大事なのは何のために大学に行き、どのような思いで4年間を過ごすかということだ。

「シンプルだけど難しいことですよね。でもいま、上のレベルで活躍してる人や、社会で成功してる人は、きっとその4年間で、今後ステップアップするために何をすればいいのかを考えてきた人だと思うんです。環境やほかの人のせいにせず、自分で考えて、自分でやれる人だけが、成長できるんだということを大学時代に学べた気がします。大学生はもう大人ですから。人のせいにすることは、言いわけにしかならないですよ」

W杯予選で開幕4連敗、「開き直ろう」と訴えた

指導者に恵まれながらも、自ら何をすべきかを考え、行動することで篠山は成長を続けてきた。そしていまでは、日本代表の主将を任されるまでになった。
そんな篠山自身が自覚している一番の強みを聞いた。

「バカになれるところ、ですかね(笑)。つらい時とか苦しい時に、嘘でもいいからバカになって、向こう側にいくというか(笑)。こういう時だから楽しくやろうぜ、という考え方ができるのは、僕にとっての強みなのかなと思います」

そういえばこんなことがあった。2017年に開幕したワールドカップアジア地区予選。男子日本代表は開幕4連敗といきなりの窮地に陥った。篠山が振り返る。

「本当にあの時は『開き直るしかない』という言葉を何度も使いました。4連敗という結果を振り返ってもしょうがない。過去には戻れないし、次どうするかしか選択肢がないわけですから。4連敗を引きずって下を向いてやるのか、それとも開き直って、バカになって、明るく元気に前向きにやっていくのか。それによって未来は変わってくる。そういう雰囲気づくりは、自分にしかできないポイントなのかもしれないですね。昔からそういう感じでしたから」

そして4連敗のあとの8連勝につなげ、自国開催だった06年大会以来13年ぶり5度目となるワールドカップ出場を決めた。予選から勝ち上がっての出場は、1998年大会以来、21年ぶりとなる。

ワールドカップ予選は、窮地でこそ前向きにいけば何かが起こるという好例になった(撮影・小澤達也)

このインタビューにも終始穏やかに応えてくれた篠山だが、これまでの人生でキレたことは一度もないという。

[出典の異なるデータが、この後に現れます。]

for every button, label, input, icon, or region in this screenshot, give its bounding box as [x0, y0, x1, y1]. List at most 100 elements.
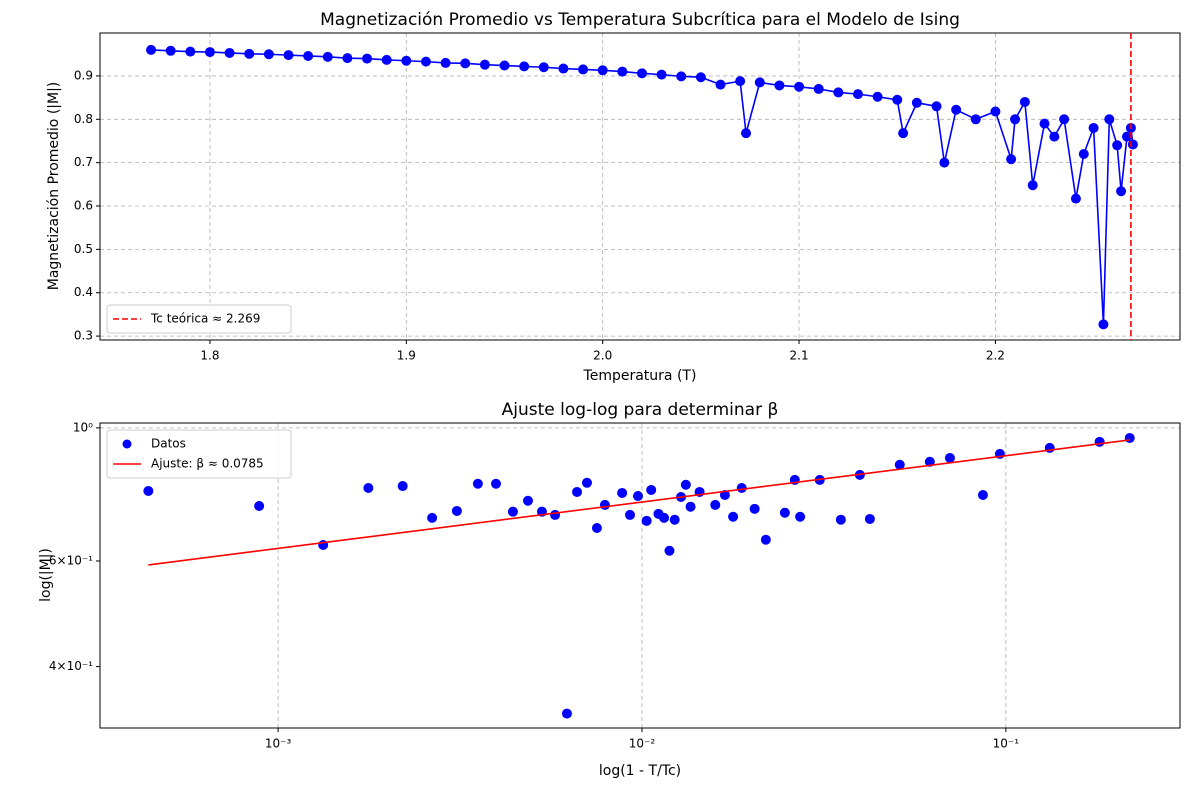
data-point: [685, 501, 696, 512]
data-point: [990, 106, 1001, 117]
legend-marker: [122, 439, 132, 449]
data-point: [591, 522, 602, 533]
x-axis-label: log(1 - T/Tc): [599, 763, 681, 779]
chart-title: Ajuste log-log para determinar β: [502, 400, 779, 420]
data-point: [894, 459, 905, 470]
data-point: [641, 515, 652, 526]
data-point: [1049, 131, 1060, 142]
data-point: [741, 128, 752, 139]
legend-box: [106, 429, 292, 479]
data-point: [911, 97, 922, 108]
data-point: [664, 545, 675, 556]
y-axis-label: Magnetización Promedio (|M|): [46, 82, 62, 291]
data-point: [254, 500, 265, 511]
data-point: [813, 83, 824, 94]
data-point: [451, 505, 462, 516]
data-point: [632, 490, 643, 501]
data-point: [143, 485, 154, 496]
data-point: [460, 58, 471, 69]
data-point: [1124, 432, 1135, 443]
data-point: [795, 511, 806, 522]
data-point: [397, 481, 408, 492]
legend-label: Ajuste: β ≈ 0.0785: [151, 457, 264, 471]
data-point: [892, 94, 903, 105]
data-point: [617, 487, 628, 498]
data-point: [1010, 114, 1021, 125]
data-point: [1019, 96, 1030, 107]
data-point: [760, 534, 771, 545]
y-axis-label: log(|M|): [38, 548, 54, 602]
data-point: [676, 71, 687, 82]
data-point: [522, 495, 533, 506]
legend-label: Datos: [151, 437, 186, 451]
data-point: [1127, 139, 1138, 150]
data-point: [669, 514, 680, 525]
data-point: [864, 513, 875, 524]
data-point: [165, 45, 176, 56]
data-point: [1094, 436, 1105, 447]
data-point: [362, 53, 373, 64]
data-point: [728, 511, 739, 522]
data-point: [440, 57, 451, 68]
data-point: [872, 91, 883, 102]
y-tick-label: 0.9: [74, 68, 93, 82]
data-point: [381, 54, 392, 65]
data-point: [636, 68, 647, 79]
data-point: [1104, 114, 1115, 125]
data-point: [599, 499, 610, 510]
data-point: [735, 76, 746, 87]
data-point: [146, 44, 157, 55]
y-tick-label: 6×10⁻¹: [49, 553, 93, 567]
data-point: [779, 507, 790, 518]
data-point: [1088, 122, 1099, 133]
y-tick-label: 4×10⁻¹: [49, 659, 93, 673]
x-tick-label: 10⁻²: [629, 737, 656, 751]
data-point: [578, 64, 589, 75]
data-point: [736, 482, 747, 493]
data-point: [1121, 131, 1132, 142]
data-point: [244, 48, 255, 59]
data-point: [561, 708, 572, 719]
data-point: [833, 87, 844, 98]
data-point: [794, 81, 805, 92]
data-point: [572, 486, 583, 497]
data-line: [148, 439, 1130, 566]
data-point: [490, 478, 501, 489]
x-tick-label: 1.8: [200, 349, 219, 363]
data-point: [695, 72, 706, 83]
data-point: [472, 478, 483, 489]
chart-title: Magnetización Promedio vs Temperatura Su…: [320, 10, 960, 30]
data-point: [625, 509, 636, 520]
data-point: [749, 503, 760, 514]
data-point: [499, 60, 510, 71]
data-point: [322, 51, 333, 62]
data-point: [970, 114, 981, 125]
y-tick-label: 0.6: [74, 199, 93, 213]
data-point: [581, 477, 592, 488]
data-point: [224, 47, 235, 58]
data-point: [754, 77, 765, 88]
data-point: [420, 56, 431, 67]
y-tick-label: 10⁰: [73, 420, 93, 434]
data-point: [656, 69, 667, 80]
data-point: [519, 61, 530, 72]
data-line: [151, 49, 1134, 325]
data-point: [931, 101, 942, 112]
data-point: [597, 65, 608, 76]
data-point: [680, 479, 691, 490]
data-point: [1070, 193, 1081, 204]
data-point: [1098, 319, 1109, 330]
data-point: [1112, 140, 1123, 151]
data-point: [659, 512, 670, 523]
data-point: [303, 50, 314, 61]
data-point: [939, 157, 950, 168]
data-point: [507, 506, 518, 517]
x-tick-label: 10⁻¹: [993, 737, 1020, 751]
data-point: [944, 452, 955, 463]
x-tick-label: 2.1: [790, 349, 809, 363]
data-point: [550, 509, 561, 520]
data-point: [204, 47, 215, 58]
x-axis-label: Temperatura (T): [583, 368, 697, 384]
y-tick-label: 0.7: [74, 155, 93, 169]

「たぶん、怒鳴ったこともないですね。高校のときもなかったです。下級生のときは理不尽に怒鳴られもしましたけど、僕らが3年生になったときにそういう悪しき伝統をなくしました。ずっと穏やかなんです。反抗期もなかったですね。でも、ちょっと怖いですよね。いつか振り切れる日が来るかもしれない(笑)」

明るく、ポジティブで温厚な人柄の篠山が、日本代表のいい雰囲気を支えているのは間違いないだろう。

W杯のアメリカ戦は怖い、それも活力に変えて

いよいよ8月31日、前述のワールドカップが幕を開ける。日本は予選ラウンドでトルコ、チェコ、そして世界王者のアメリカと同じ組になった。

「ワクワクするというひとことだけでは言い表せない気持ちですね」。大会を前に、篠山は偽らざる胸の内を明かした。

「国を代表して戦いにいくわけですからね。恐怖心もありますし、ボコボコにされたらどうしようという思いもあります」。とりわけ、バスケ大国であるアメリカとの一戦は、日本にとっての試金石となるはずだ。

「世界一の国と、日本という国にどれくらいの距離感があるのかを図るいい物差しになると思います。自分としても、いまは正直、ビビッてますし、怖がってもいますけど、それを活力に変えて、めちゃくちゃ練習しないといけない。でも試合になれば開き直って、なんとかしてやるという気持ちで臨みたいなと思ってます。目標ですか? まずは1勝じゃないですか? そして予選突破ですね。少しずつ、着実に上がっていければと僕自身は思ってます」

試合になれば開き直って、なんかとかしてやるという気持ちで臨みたい(撮影・小澤達也)

長く世界の舞台から遠ざかっていた日本にとって、ワールドカップが特別な大会であることは間違いない。経験がないからこその不安と、だからこその高揚感。その両方の思いを備えて、日本は新たな歴史を刻むための戦いに臨む。 

「これまでの大会とは絶対に違うと思います。世界の舞台に立ったことがないので、どうなるのか分かりません、というのがいまの素直な感想です。未知の世界に飛び込んでいくという不安と楽しみが、入り混じってますね」

やはり穏やかな口調で話したが、言葉からは燃えたぎるような覚悟が伝わってきた。